As for the students attending, the conference shed light on parts of the peanut research process you may not get in the classroom or in the lab. “The first night of the conference was definitely a big eye-opener for me,” McKenzie said. “I talked to everyone and got to see the big figures for the research that is going on. I feel like I wouldn’t have known about all the opportunities I could have if I had not come to the conference.”

Not only did McKenzie learn about processes outside of the lab, she also was asked to speak to the conference attendees with her teacher, Keely Brewer, to explain the WIREGRASS Peanut Project and how the first-of-its-kind program is faring in the Wiregrass area.
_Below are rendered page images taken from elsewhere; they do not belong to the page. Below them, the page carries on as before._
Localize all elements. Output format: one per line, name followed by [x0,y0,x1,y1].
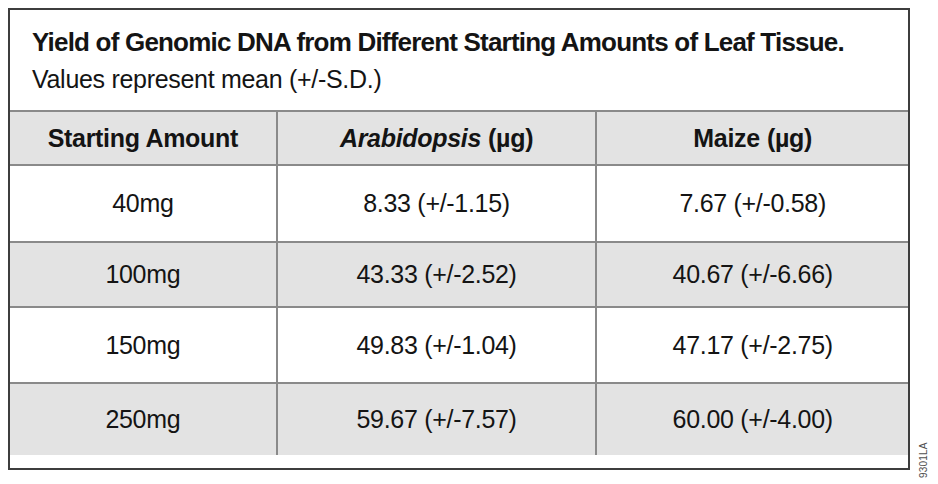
arabidopsis-unit-label: (µg) [488,124,533,152]
col-header-arabidopsis: Arabidopsis(µg) [277,111,597,165]
table-row: 100mg 43.33 (+/-2.52) 40.67 (+/-6.66) [10,242,908,307]
cell-arabidopsis-yield: 49.83 (+/-1.04) [277,307,597,383]
maize-species-label: Maize [693,124,760,152]
cell-arabidopsis-yield: 8.33 (+/-1.15) [277,165,597,242]
figure-header: Yield of Genomic DNA from Different Star… [10,10,908,110]
cell-arabidopsis-yield: 59.67 (+/-7.57) [277,383,597,455]
cell-maize-yield: 60.00 (+/-4.00) [596,383,908,455]
table-row: 150mg 49.83 (+/-1.04) 47.17 (+/-2.75) [10,307,908,383]
yield-table: Starting Amount Arabidopsis(µg) Maize(µg… [10,110,908,455]
table-body: 40mg 8.33 (+/-1.15) 7.67 (+/-0.58) 100mg… [10,165,908,455]
cell-starting-amount: 100mg [10,242,277,307]
arabidopsis-species-label: Arabidopsis [340,124,481,152]
cell-maize-yield: 40.67 (+/-6.66) [596,242,908,307]
cell-maize-yield: 47.17 (+/-2.75) [596,307,908,383]
cell-starting-amount: 250mg [10,383,277,455]
col-header-starting-amount: Starting Amount [10,111,277,165]
table-row: 250mg 59.67 (+/-7.57) 60.00 (+/-4.00) [10,383,908,455]
figure-number-label: 9301LA [918,432,929,478]
maize-unit-label: (µg) [767,124,812,152]
col-header-maize: Maize(µg) [596,111,908,165]
figure-title: Yield of Genomic DNA from Different Star… [32,27,884,58]
header-row: Starting Amount Arabidopsis(µg) Maize(µg… [10,111,908,165]
figure-subtitle: Values represent mean (+/-S.D.) [32,65,884,94]
cell-starting-amount: 40mg [10,165,277,242]
cell-maize-yield: 7.67 (+/-0.58) [596,165,908,242]
figure-frame: Yield of Genomic DNA from Different Star… [8,8,910,470]
table-head: Starting Amount Arabidopsis(µg) Maize(µg… [10,111,908,165]
table-row: 40mg 8.33 (+/-1.15) 7.67 (+/-0.58) [10,165,908,242]
cell-starting-amount: 150mg [10,307,277,383]
cell-arabidopsis-yield: 43.33 (+/-2.52) [277,242,597,307]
You can learn more about the WIREGRASS Peanut Project on Season 4, Episode 6 of Tiny Expeditions: Peanuts for the future: how students are collaborating to improve the legume we love.

“Coming [to AAGB] definitely helped me solidify the path that I want to go down in college,” McKenzie said. “I was between going on a research path and going into a social science path. After being here and learning about each path, it solidified the fact that I want to help make decisions based on what is going on in the labs, but not doing it myself.”

When asked about advice she would give to future students engaging in the WIREGRASS Peanut Project, McKenzie said to keep an open mind. “I definitely think you have to keep an open mind when talking about genomics and science. There are so many ways that it can be applied and ways it can help,” McKenzie said. “It can get confusing, but as long as you stick it out, you can be good at it and understand it a lot more.”